Modus yang teridentifikasi terbilang rapi dan berpotensi menipu calon tamu. Pelaku diduga mengubah tautan kontak WhatsApp yang tertera di laman informasi hotel. Akibatnya, komunikasi yang seharusnya terhubung ke pihak resmi hotel justru dialihkan ke nomor yang dikendalikan oknum tidak bertanggung jawab.
Dalam percakapan tersebut, calon tamu kemudian diarahkan untuk melakukan transfer pembayaran pemesanan kamar ke rekening tertentu yang bukan milik hotel. Jika tidak teliti, masyarakat bisa langsung mentransfer dana tanpa menyadari bahwa mereka berkomunikasi dengan pelaku penipuan.
Menanggapi situasi ini, Wali Kota Bandung, Muhammad Farhan, meminta warga agar lebih berhati-hati sebelum melakukan transaksi. Ia menegaskan pentingnya memastikan komunikasi dilakukan melalui saluran resmi.

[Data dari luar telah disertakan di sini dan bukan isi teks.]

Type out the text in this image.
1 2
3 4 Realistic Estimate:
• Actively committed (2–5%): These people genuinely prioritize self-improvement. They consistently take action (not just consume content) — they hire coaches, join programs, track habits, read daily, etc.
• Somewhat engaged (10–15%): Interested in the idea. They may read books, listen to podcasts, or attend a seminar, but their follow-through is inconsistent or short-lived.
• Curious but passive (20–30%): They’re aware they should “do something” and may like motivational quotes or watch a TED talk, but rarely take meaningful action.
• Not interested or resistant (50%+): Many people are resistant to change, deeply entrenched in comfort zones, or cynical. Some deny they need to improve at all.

“Kami mengimbau masyarakat untuk lebih waspada saat melakukan pemesanan hotel secara daring. Pastikan berkomunikasi melalui kontak resmi hotel. Untuk sementara waktu, masyarakat dapat menggunakan platform Online Travel Agent atau menghubungi langsung nomor telepon lokal hotel yang bersangkutan,” ujarnya.

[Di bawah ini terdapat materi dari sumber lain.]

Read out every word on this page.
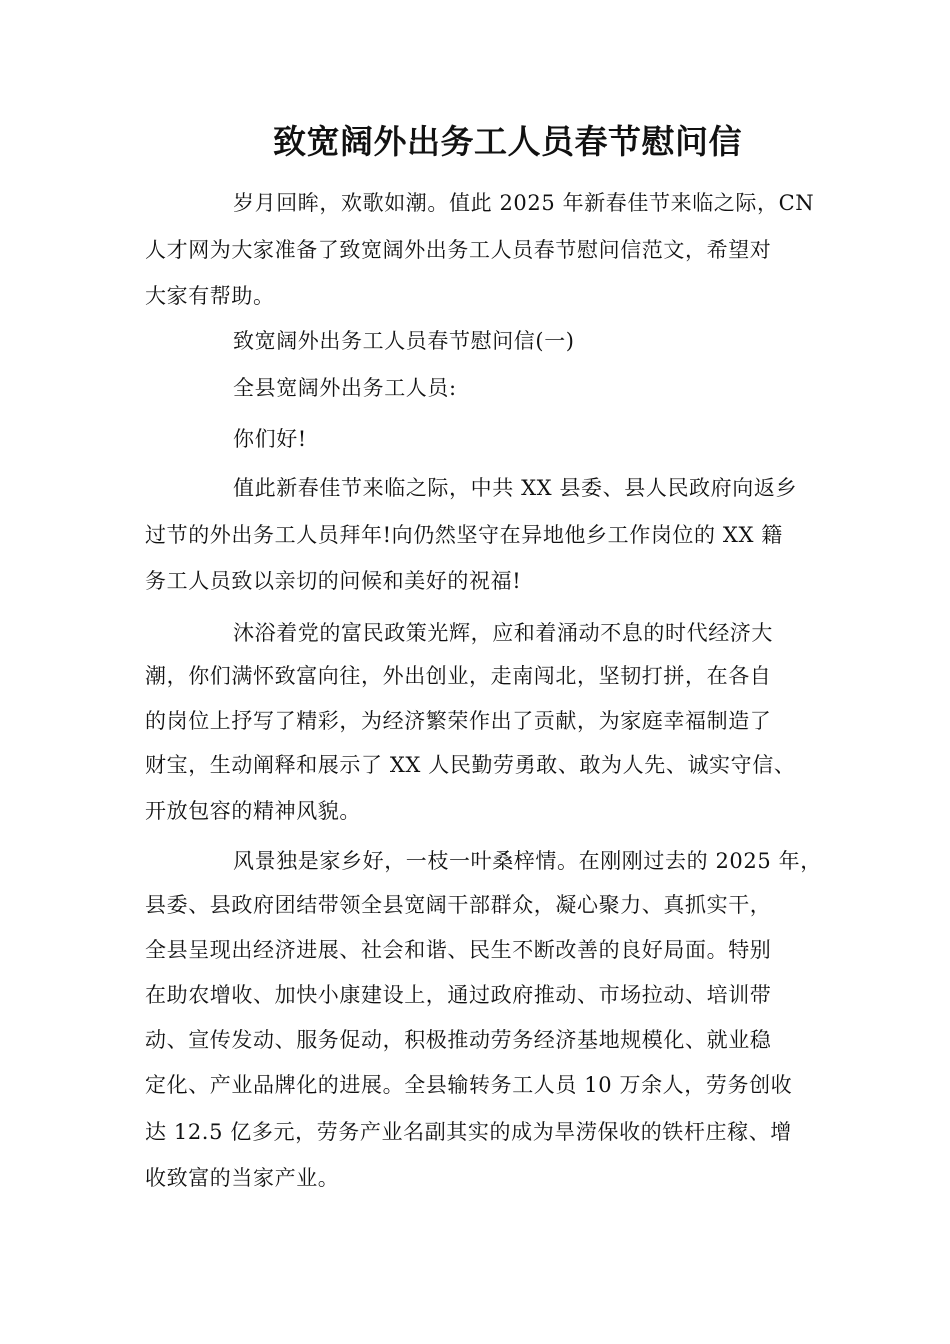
致宽阔外出务工人员春节慰问信
岁月回眸，欢歌如潮。值此 2025 年新春佳节来临之际，CN
人才网为大家准备了致宽阔外出务工人员春节慰问信范文，希望对
大家有帮助。
致宽阔外出务工人员春节慰问信(一)
全县宽阔外出务工人员:
你们好!
值此新春佳节来临之际，中共 XX 县委、县人民政府向返乡
过节的外出务工人员拜年!向仍然坚守在异地他乡工作岗位的 XX 籍
务工人员致以亲切的问候和美好的祝福!
沐浴着党的富民政策光辉，应和着涌动不息的时代经济大
潮，你们满怀致富向往，外出创业，走南闯北，坚韧打拼，在各自
的岗位上抒写了精彩，为经济繁荣作出了贡献，为家庭幸福制造了
财宝，生动阐释和展示了 XX 人民勤劳勇敢、敢为人先、诚实守信、
开放包容的精神风貌。
风景独是家乡好，一枝一叶桑梓情。在刚刚过去的 2025 年，
县委、县政府团结带领全县宽阔干部群众，凝心聚力、真抓实干，
全县呈现出经济进展、社会和谐、民生不断改善的良好局面。特别
在助农增收、加快小康建设上，通过政府推动、市场拉动、培训带
动、宣传发动、服务促动，积极推动劳务经济基地规模化、就业稳
定化、产业品牌化的进展。全县输转务工人员 10 万余人，劳务创收
达 12.5 亿多元，劳务产业名副其实的成为旱涝保收的铁杆庄稼、增
收致富的当家产业。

Saat ini, Pemkot Bandung bersama pihak terkait tengah melakukan proses pemulihan dan penelusuran untuk mengembalikan informasi kontak hotel ke kondisi semula. Upaya ini juga bertujuan mencegah potensi penyalahgunaan data lebih lanjut.

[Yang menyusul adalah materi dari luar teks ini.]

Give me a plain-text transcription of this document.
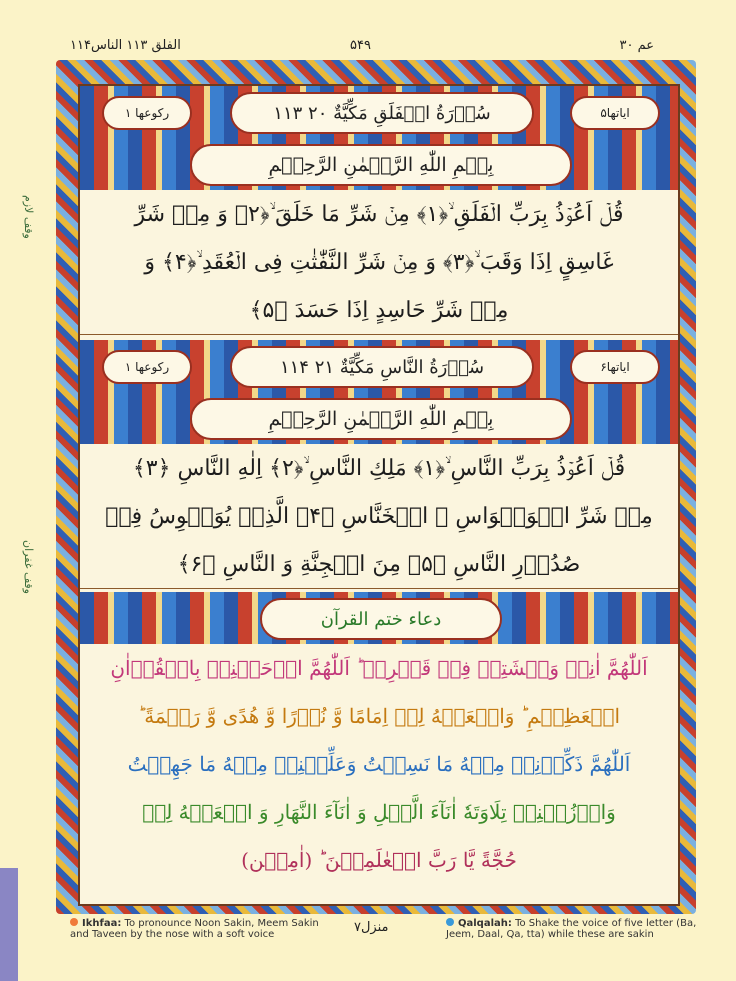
عم ۳۰
۵۴۹
الفلق ۱۱۳ الناس۱۱۴
وقف لازم
وقف غفران
رکوعها ۱	۱۱۳ سُوۡرَةُ الۡفَلَقِ مَكِّيَّةٌ ۲۰	ایاتها۵
بِسۡمِ اللّٰهِ الرَّحۡمٰنِ الرَّحِيۡمِ
قُلۡ اَعُوۡذُ بِرَبِّ الۡفَلَقِ ۙ﴿۱﴾ مِنۡ شَرِّ مَا خَلَقَ ۙ﴿۲﴾ وَ مِنۡ شَرِّ
غَاسِقٍ اِذَا وَقَبَ ۙ﴿۳﴾ وَ مِنۡ شَرِّ النَّفّٰثٰتِ فِی الۡعُقَدِ ۙ﴿۴﴾ وَ
مِنۡ شَرِّ حَاسِدٍ اِذَا حَسَدَ ﴿۵﴾
رکوعها ۱	۱۱۴ سُوۡرَةُ النَّاسِ مَكِّيَّةٌ ۲۱	ایاتها۶
بِسۡمِ اللّٰهِ الرَّحۡمٰنِ الرَّحِيۡمِ
قُلۡ اَعُوۡذُ بِرَبِّ النَّاسِ ۙ﴿۱﴾ مَلِكِ النَّاسِ ۙ﴿۲﴾ اِلٰهِ النَّاسِ ﴿۳﴾
مِنۡ شَرِّ الۡوَسۡوَاسِ ۙ الۡخَنَّاسِ ﴿۴﴾ الَّذِیۡ يُوَسۡوِسُ فِیۡ
صُدُوۡرِ النَّاسِ ﴿۵﴾ مِنَ الۡجِنَّةِ وَ النَّاسِ ﴿۶﴾
دعاء ختم القرآن
اَللّٰهُمَّ اٰنِسۡ وَحۡشَتِیۡ فِیۡ قَبۡرِیۡ ؕ اَللّٰهُمَّ ارۡحَمۡنِیۡ بِالۡقُرۡاٰنِ
الۡعَظِيۡمِ ؕ وَاجۡعَلۡهُ لِیۡ اِمَامًا وَّ نُوۡرًا وَّ هُدًی وَّ رَحۡمَةً ؕ
اَللّٰهُمَّ ذَكِّرۡنِیۡ مِنۡهُ مَا نَسِيۡتُ وَعَلِّمۡنِیۡ مِنۡهُ مَا جَهِلۡتُ
وَارۡزُقۡنِیۡ تِلَاوَتَهٗ اٰنَآءَ الَّيۡلِ وَ اٰنَآءَ النَّهَارِ وَ اجۡعَلۡهُ لِیۡ
حُجَّةً يَّا رَبَّ الۡعٰلَمِيۡنَ ؕ (اٰمِيۡن)
Ikhfaa: To pronounce Noon Sakin, Meem Sakin and Taveen by the nose with a soft voice	منزل۷	Qalqalah: To Shake the voice of five letter (Ba, Jeem, Daal, Qa, tta) while these are sakin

Pemkot juga meminta seluruh pengelola hotel di Bandung segera memeriksa kembali informasi kontak yang muncul di mesin pencarian. Selain itu, manajemen hotel diminta aktif memberikan pemberitahuan kepada tamu melalui situs resmi dan media sosial agar tidak terjadi kesalahpahaman.
Masyarakat pun diingatkan agar tidak langsung melakukan pembayaran apabila komunikasi terjadi melalui nomor mencurigakan. Langkah verifikasi ulang melalui website resmi hotel atau nomor telepon tetap menjadi cara paling aman sebelum mentransfer dana.